C’est pourquoi, dira-t-elle, « le groupe parlementaire Vox Populi demande le retrait de ce projet de loi », vu « la volonté manifeste du gouvernement de ne pas se soumettre à l’injonction que lui a fait la Cour consistant à procéder à une réelle réforme de la loi sur la CEI ». 


Le groupe parlementaire du Rhdp, représenté par M. Guibessongui, a à contrario jugé la nouvelle monture de la Commission électorale indépendante, institutions en charge d’organiser les élections générales, équilibrée.  En outre, cet effectif et la qualité des membres « est gage d’impartialité ».  

La nouvelle CEI comprend 15 membres pour la Commission centrale, sept membres pour le Bureau et sept membres pour chacune des Commissions locales.
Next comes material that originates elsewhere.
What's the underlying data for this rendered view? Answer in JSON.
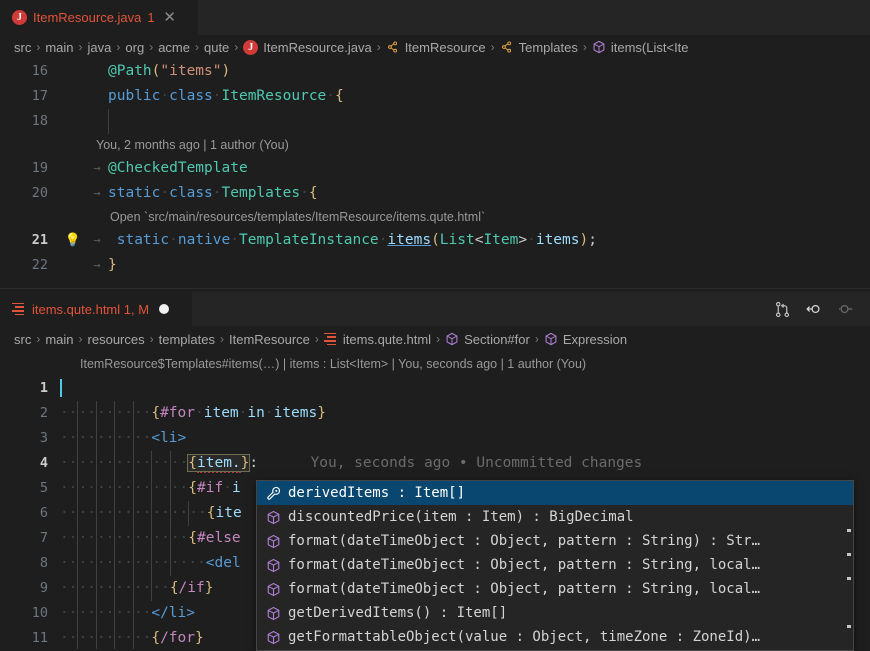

A la Commission centrale, l’on note le retrait des représentants de l’Assemblée nationale et du ministre de l’Économie et des finances, ainsi que le retrait des deux représentants des confessions religieuses.

L’on observe toutefois une augmentation du nombre des représentants de la société civile qui passe de 4 à 6 dont 4 pour les organisations de la société civile, un pour le Barreau, un pour le Conseil national des droits de l’Homme, et une réduction des représentants des partis politiques qui passe de 4 à 3.

Au niveau du bureau de la CEI, l’on note la réduction du nombre de poste de vice-président qui passe de quatre à trois, de même que la réduction du nombre de poste de secrétaire adjoint, qui passe de trois à deux.

« Aujourd’hui, vous avez 15 membres dans cette Commission électorale indépendante ; en réalité le parti politique au pouvoir n’a que trois membres », a dit Sidiki Diakité, ajoutant que si même on extrapole en prenant en compte le représentant du président de la République et celui du ministre de l’Intérieur, ça ferait cinq 5 sur 15 et « nous ne voyons pas comment ils pourraient imposer leur volonté». 

Selon lui « la société civile demeure arbitre et tous les membres ont voix délibérative, et sur ce fait également tous les membres se sont accordés là-dessus » alors le gouvernement « ne va pas revenir sur ces éléments ».  Car, « la question de la voix délibérative a été tranchée lors de ces échanges et admis par tous ».

Le Garde des sceaux, ministre de la Justice et des droits de l’Homme, Sansan Kambilé, a fait observer que « l’interprétation d’un arrêt, que ce soit en droit national ou international, relève de la juridiction qui l’a rendue et non de ceux à qui c’est destiné ».

L’Etat de Côte d’Ivoire, « pour être en cohérence avec cela a saisi le 4 mai 2018 la Cour africaine des droits de l’Homme et des peuples en interprétation de cet arrêt en lui demandant comment arriver à l’équilibre » et la Cour a répondu que « cela relève de la responsabilité » du gouvernement, a-t-il poursuivi.

La nouvelle CEI qui sera mise en place aura à charge d’organiser l’élection présidentielle d’octobre 2020 qui cristallise depuis quelques mois le débat politique ivoirien.